Q: Where do you see applicability for R-Score?

JW: It’s applicable across industry segments and any organization that wants to get a handle on where they stand vis-à-vis a ransomware attack. It’s applicable for organizations looking to see where to start to organizations that want to assess where they are today and need to go in future. Perhaps an organization does not have the budget or resources for high paid consultants, well now they have a service that can help them better understand what to do. I feel most government and educational institutions are frequently the most targeted as well as hospitals. They may tend to run lean on IT staff or a fleet of young IT staff to sort through the problem. Like I said in the independent assessment of R-Score, you can get a pretty quick read on where things stand by taking the initial survey in 15 minutes. If you’re interested in a deeper dive, there’s a more involved assessment available as a free consult that I would encourage companies to consider.

Q: We know you do a significant amount of work in the industry, and you work with a number of companies across the data protection spectrum, enterprise and storage IT to name a few. Also, as a former end user at a large financial services organization, you know the end user experience better than most. Why has ransomware become such an organizational imperative?

JW: For a while now, it has seemed as if solutions like backup are a solution looking for a specific problem. It's not that people did not need backup. You have human error. People delete information by mistake. Or, you may have something like a natural disaster. But natural disasters tend to happen so infrequently. Ransomware changes that. I started looking at ransomware and its implications for IT a few years ago. I spent time researching ransomware really carefully and I looked at how often it occurred and how many companies were experiencing it. At the time, it may have been one in three companies were experiencing a ransomware attack of some sort. Even then, if you start projecting those statistics out over time, you are looking at every company facing an attack within three to four years. It’s true. it's not a matter of if you will be affected by ransomware, it's a matter of when. You just can’t ignore it anymore. That is a huge shift in the industry. And, this all has real world implications. I just finished research on VMware backup solutions. There’s a significant emphasis now on solutions that handle instant recovery and data immutability. Five years ago, instant recovery was kind of talked about in passing. And, immutability was not even on the radar screen. Now they're the top two features every company talks about in their latest releases. The reason they’re focusing on these features is that their customers are telling them if you don't deliver a way to address these issues, how we can recover from and how we can protect your data from ransomware, we will find solutions that can address this. It’s more than just features and functions though. You need to understand what you need to do in the event of a ransomware attack and how prepared you are to recover from it. That’s where R-Score comes in.

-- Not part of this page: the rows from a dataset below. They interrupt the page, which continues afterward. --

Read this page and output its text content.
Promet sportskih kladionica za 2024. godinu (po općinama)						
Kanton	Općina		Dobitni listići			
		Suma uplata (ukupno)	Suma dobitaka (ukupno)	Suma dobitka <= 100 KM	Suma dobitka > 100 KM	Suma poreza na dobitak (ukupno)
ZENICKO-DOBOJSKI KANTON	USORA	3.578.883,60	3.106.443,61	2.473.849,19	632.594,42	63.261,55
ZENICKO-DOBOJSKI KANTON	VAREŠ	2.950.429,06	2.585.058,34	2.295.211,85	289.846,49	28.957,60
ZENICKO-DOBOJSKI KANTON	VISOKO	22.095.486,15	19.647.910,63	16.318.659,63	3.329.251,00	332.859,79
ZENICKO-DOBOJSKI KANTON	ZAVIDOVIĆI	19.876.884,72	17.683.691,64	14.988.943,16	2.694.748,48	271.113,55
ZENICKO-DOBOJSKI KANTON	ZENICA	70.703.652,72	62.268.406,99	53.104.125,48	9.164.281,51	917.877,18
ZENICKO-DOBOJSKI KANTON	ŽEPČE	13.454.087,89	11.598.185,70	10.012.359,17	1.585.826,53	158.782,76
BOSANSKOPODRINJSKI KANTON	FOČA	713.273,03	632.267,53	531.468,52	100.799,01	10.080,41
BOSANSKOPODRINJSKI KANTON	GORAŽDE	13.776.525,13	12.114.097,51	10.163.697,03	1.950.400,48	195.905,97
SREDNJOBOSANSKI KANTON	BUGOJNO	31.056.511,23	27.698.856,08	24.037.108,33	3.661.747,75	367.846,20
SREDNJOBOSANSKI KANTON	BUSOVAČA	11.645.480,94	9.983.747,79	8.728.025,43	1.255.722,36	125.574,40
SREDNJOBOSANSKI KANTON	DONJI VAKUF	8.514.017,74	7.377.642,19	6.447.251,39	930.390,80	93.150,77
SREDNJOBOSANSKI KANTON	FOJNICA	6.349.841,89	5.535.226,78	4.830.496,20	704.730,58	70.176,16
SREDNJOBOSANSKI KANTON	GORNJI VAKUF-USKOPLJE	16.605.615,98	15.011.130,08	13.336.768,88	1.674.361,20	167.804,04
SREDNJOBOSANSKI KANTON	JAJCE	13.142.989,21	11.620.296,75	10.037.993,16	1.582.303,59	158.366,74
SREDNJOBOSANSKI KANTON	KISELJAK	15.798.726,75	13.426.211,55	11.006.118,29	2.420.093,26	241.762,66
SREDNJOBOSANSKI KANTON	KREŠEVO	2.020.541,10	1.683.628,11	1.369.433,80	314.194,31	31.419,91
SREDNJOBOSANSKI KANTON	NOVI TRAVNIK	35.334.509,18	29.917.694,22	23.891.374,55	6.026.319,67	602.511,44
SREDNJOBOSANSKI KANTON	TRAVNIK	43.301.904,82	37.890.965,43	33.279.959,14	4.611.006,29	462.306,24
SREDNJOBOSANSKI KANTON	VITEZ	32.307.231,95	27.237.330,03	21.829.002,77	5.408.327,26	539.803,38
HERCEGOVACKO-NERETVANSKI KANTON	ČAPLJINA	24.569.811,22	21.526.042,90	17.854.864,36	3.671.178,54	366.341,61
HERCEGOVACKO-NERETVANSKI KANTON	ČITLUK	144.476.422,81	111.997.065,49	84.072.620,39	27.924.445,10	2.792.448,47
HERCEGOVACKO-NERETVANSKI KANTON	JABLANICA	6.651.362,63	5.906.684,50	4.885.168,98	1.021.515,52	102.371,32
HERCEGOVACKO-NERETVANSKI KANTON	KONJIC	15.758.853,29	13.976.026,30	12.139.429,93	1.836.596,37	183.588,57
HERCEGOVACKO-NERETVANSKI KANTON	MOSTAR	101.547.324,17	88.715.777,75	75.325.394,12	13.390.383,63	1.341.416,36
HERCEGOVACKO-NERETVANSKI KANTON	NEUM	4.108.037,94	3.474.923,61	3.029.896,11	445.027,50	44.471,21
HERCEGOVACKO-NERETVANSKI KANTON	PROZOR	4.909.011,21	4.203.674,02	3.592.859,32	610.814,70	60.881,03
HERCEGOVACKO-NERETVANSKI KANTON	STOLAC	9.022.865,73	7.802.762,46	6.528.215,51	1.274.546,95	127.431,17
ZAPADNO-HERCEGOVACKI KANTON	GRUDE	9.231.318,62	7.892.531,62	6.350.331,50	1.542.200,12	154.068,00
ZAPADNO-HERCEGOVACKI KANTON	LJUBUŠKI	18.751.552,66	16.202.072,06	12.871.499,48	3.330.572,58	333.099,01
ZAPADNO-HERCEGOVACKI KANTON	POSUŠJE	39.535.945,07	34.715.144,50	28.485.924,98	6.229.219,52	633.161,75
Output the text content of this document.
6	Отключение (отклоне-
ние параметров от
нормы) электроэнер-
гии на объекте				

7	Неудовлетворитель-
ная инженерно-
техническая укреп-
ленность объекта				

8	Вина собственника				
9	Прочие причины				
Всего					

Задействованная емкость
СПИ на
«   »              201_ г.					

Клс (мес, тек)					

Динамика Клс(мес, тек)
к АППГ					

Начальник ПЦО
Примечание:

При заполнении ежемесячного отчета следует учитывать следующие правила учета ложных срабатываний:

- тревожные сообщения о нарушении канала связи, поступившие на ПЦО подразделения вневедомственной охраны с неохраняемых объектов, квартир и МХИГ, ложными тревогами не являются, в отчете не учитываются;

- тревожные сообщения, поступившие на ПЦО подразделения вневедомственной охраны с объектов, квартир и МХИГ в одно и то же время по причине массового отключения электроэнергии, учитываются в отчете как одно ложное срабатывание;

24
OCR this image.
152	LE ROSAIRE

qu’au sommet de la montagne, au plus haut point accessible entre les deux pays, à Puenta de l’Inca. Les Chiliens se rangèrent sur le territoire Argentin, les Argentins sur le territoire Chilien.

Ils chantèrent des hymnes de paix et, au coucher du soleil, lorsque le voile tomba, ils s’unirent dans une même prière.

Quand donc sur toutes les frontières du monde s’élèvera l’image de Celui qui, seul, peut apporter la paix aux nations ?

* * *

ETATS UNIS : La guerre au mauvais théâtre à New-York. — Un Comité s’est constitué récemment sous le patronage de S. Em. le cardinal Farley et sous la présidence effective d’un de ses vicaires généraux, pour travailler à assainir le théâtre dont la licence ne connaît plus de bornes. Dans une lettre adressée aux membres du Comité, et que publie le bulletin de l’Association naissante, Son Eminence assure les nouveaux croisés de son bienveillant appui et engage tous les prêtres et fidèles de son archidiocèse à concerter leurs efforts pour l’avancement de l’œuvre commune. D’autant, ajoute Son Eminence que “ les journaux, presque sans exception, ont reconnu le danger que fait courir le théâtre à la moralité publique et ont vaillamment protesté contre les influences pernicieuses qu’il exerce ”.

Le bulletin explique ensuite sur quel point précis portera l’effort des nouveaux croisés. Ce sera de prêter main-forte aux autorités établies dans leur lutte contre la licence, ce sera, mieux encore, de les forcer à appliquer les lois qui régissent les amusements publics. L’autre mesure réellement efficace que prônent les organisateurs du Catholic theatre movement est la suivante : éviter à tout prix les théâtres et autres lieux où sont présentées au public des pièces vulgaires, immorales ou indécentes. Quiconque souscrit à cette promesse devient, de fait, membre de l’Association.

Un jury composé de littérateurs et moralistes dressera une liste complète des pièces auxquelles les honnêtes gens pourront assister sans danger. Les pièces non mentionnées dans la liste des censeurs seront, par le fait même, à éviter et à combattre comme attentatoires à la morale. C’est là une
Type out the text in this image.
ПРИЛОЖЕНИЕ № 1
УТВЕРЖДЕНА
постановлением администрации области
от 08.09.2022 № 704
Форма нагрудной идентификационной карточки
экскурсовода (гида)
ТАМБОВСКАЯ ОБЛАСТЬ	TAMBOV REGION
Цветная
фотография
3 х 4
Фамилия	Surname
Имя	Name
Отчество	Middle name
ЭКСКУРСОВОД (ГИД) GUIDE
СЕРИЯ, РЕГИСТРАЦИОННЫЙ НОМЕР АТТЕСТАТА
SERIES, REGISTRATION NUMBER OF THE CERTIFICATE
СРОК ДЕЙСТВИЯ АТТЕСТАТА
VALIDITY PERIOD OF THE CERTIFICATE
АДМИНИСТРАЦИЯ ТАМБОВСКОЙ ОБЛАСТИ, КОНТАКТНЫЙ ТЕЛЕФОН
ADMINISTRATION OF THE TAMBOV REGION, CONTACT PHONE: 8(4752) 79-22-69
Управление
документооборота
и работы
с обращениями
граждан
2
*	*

Q: Besides ransomware, what else are you focused on at the moment?

JW: There are two areas in data protection I’m focused on at the moment. Kubernetes for one. If you look at the industry now, I'm hearing more and more how organizations are using containers, and everything is becoming serverless. That really is the way large enterprises seem to be going. I actually just started contracting with a company here in the Midwest, to help them basically develop the documentation for all their developers until they can really grow and transform their business in ways they couldn't even think about ten to fifteen years ago. They have decided to skip the whole virtualization phase, they're going right into Kubernetes. The other area is video surveillance. It has always been a core component of protecting one’s physical surroundings. But more companies want to derive additional value from their video surveillance data stores by better analyzing their video data. These analytics will likely create new opportunities for operational and security improvements, among others.